A Sprint would be cancelled if the Sprint Goal becomes obsolete. This might occur if the company changes direction or if market or technology conditions change. In general, a Sprint should be cancelled if it no longer makes sense given the circumstances. But, due to the short duration of Sprints, cancellation rarely makes sense.
When a Sprint is cancelled, any completed and "Done" Product Backlog items are reviewed. If part of the work is potentially releasable, the Product Owner typically accepts it. All incomplete Product Backlog Items are re-estimated and put back on the Product Backlog. The work done on them depreciates quickly and must be frequently re-estimated.
Sprint cancellations consume resources, since everyone regroups in another Sprint Planning to start another Sprint.

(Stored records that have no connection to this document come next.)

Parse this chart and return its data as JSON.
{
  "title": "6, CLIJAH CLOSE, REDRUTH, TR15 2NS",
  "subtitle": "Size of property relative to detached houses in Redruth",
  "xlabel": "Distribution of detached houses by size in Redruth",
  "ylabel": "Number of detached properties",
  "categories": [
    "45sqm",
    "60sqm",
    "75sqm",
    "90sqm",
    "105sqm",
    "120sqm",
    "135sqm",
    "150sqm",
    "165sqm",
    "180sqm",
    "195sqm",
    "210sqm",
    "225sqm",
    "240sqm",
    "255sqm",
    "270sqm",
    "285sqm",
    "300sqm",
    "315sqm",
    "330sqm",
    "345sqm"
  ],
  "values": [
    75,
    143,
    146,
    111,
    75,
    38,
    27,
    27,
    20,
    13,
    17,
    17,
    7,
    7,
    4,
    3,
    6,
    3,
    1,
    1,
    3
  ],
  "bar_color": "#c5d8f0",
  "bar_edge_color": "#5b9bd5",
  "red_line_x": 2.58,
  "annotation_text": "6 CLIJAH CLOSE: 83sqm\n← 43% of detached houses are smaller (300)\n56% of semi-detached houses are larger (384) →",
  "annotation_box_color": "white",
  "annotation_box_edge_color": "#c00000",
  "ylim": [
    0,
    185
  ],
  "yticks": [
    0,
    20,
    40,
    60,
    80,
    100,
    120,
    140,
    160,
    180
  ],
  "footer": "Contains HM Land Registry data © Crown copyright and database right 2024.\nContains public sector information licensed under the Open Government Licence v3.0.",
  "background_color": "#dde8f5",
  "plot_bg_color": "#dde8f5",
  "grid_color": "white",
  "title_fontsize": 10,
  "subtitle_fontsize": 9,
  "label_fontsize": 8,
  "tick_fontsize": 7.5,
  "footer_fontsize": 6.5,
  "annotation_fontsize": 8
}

Aside from the pragmatic reasons for cancellation, which include the need to replan the iteration, making the cost of interrupting in-progress iterations visible to the organization is essential. The cost of cancellation includes the time, labor, and overhead necessary to rescope and replan, and forces the organization to make smarter business decisions about whether the opportunity cost of the new work is truly worth more than the overhead requires to cancel and replan a Sprint.
Leveraging the Scrum Framework
While there are certainly other metrics you could track, cost/benefit that impacts the project budget directly is generally very persuasive. Furthermore, creating transparency around the impact of replanning on the project’s release plan is also typically more persuasive than trying to measure developer happiness or proxy metrics for quality.
Your mileage may certainly vary, but the framework already provides plenty of opportunity to address this issue within the framework without requiring a custom set of key performance indicators or alternative metrics. Leverage the framework, and only pursue other options when absolutely necessary.